The problem is that with every fix,now you get new bugs again. So it can never mature. Perpetual beta. And soon perpetual alpha / rolling release.
Maybe I'm old fashioned... (Score:5, Insightful)
... but when I hear the term "Extended Stable Release", I think of a timespan more like five years. Certainly not 8 weeks.
Re: (Score:3)
WTF? Extended is 8 weeks?!! (Score:2)
Skip 1 update and you are the same as extended?
Big company with that many people on the project they should at least make "extended" be 6 months of no new features.
Re: WTF? Extended is 8 weeks?!! (Score:1)
You skipped the word "support" there, in "extended support".
Re: (Score:3)
I miss the old days when companies supported stable versions for years with fixes ONLY without new features. Any new features were in the major version releases.
So what's the test process? (Score:3)
I've been hit three times now with Chrome updates breaking working features and each time it was because the Chromium team didn't have a complete test set before doing the release - it takes between 6 and 8 weeks to get the working code reverted back in (I've been told by Google engineers that "Any changes have to be tested before we can release them" without a hint of irony).
It's all well and good to do releases on a faster schedule, but I want to know that they're not going to break things more frequently with no process to prevent it from happening in the future.
Re: (Score:3)
The test process is releasing it to the public, then fixing the bugs identified two version in the future (because the next two versions are already stabilizing and your bug fix isn't important enough)
Re: (Score:2)
That's why I keep Chrome running.
When it needs an update, the three dots turn into an exclamation mark or some such. When it REALLY needs an update, then it says "Update" instead. In the meantime you listen to the news to see if any major breaking changes happened.

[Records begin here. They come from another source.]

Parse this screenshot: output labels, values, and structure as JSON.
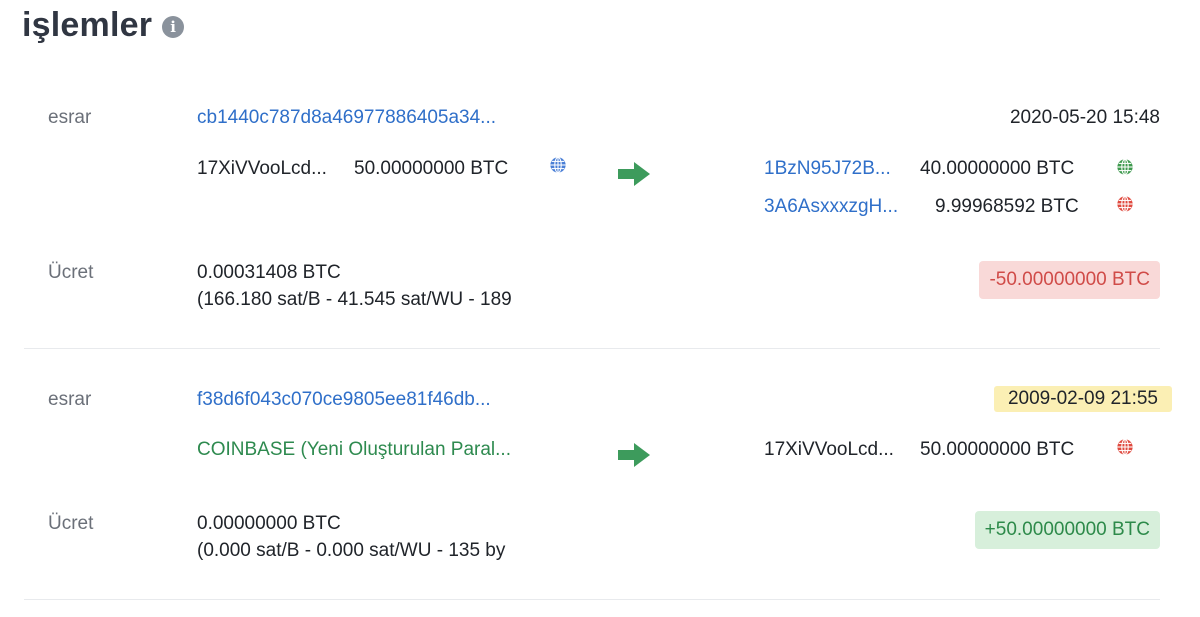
{
  "header": {
    "title": "işlemler",
    "info_icon": "i"
  },
  "transactions": [
    {
      "label": "esrar",
      "txid": "cb1440c787d8a46977886405a34...",
      "date": "2020-05-20 15:48",
      "date_highlighted": false,
      "input": {
        "address": "17XiVVooLcd...",
        "amount": "50.00000000 BTC",
        "globe_color": "#4a7fd6"
      },
      "outputs": [
        {
          "address": "1BzN95J72B...",
          "amount": "40.00000000 BTC",
          "globe_color": "#3e9a4e"
        },
        {
          "address": "3A6AsxxxzgH...",
          "amount": "9.99968592 BTC",
          "globe_color": "#e04a3f"
        }
      ],
      "fee_label": "Ücret",
      "fee": "0.00031408 BTC",
      "fee_detail": "(166.180 sat/B - 41.545 sat/WU - 189",
      "total": "-50.00000000 BTC"
    },
    {
      "label": "esrar",
      "txid": "f38d6f043c070ce9805ee81f46db...",
      "date": "2009-02-09 21:55",
      "date_highlighted": true,
      "input": {
        "address": "COINBASE (Yeni Oluşturulan Paral..."
      },
      "outputs": [
        {
          "address": "17XiVVooLcd...",
          "amount": "50.00000000 BTC",
          "globe_color": "#e04a3f"
        }
      ],
      "fee_label": "Ücret",
      "fee": "0.00000000 BTC",
      "fee_detail": "(0.000 sat/B - 0.000 sat/WU - 135 by",
      "total": "+50.00000000 BTC"
    }
  ],
  "colors": {
    "link": "#2f6fc9",
    "negative": "#d04b48",
    "positive": "#2d8a4a",
    "arrow": "#3d9b5c",
    "highlight": "#fbefb4"
  }
}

No need to install every update on day 1. And since it updates so frequently, you're out of date anyways so delaying doesn't seem like a bad option anyways. Because just as soon as you update, tomorrow a new update happens, so you might as well do
may i ask what changes so frequently (Score:2)
that requires monthly updates?
makes me really curious how differently software is being treated now vs when it came on floppies, in books or cartridges
Re: may i ask what changes so frequently (Score:1)
Google adds kitchen sinks for the sole purpose of making others unable to keep up. It's not about the features. It's about monopolism. The natural end state of every for-profit or for-power organization.
Re: (Score:1)
Here's the change log[1] for the 90.0.4430.11 stable release. It covers changes for about one week.
[1] https://chromium.googlesource.... [googlesource.com]
We're in the endgame now. (Score:2)
Firefox is gonna get it. They will be unable to keep up, as idiot webdevs will blindly integrate Chrome-only features that nobody needs and nobody asked for and already existed, in a better form, in the OS below anyway ...
I guess we need a new project that comes from true open source roots, unlike Mozilla, and stays there, unlike KHTML/Webkit/Blink, and is more similar to the Linux kernel community than the latter.
It takes me longer (Score:2)
To watch every youtube video that I open from my subscription feed. The update button is 99% dark red, that's how I live.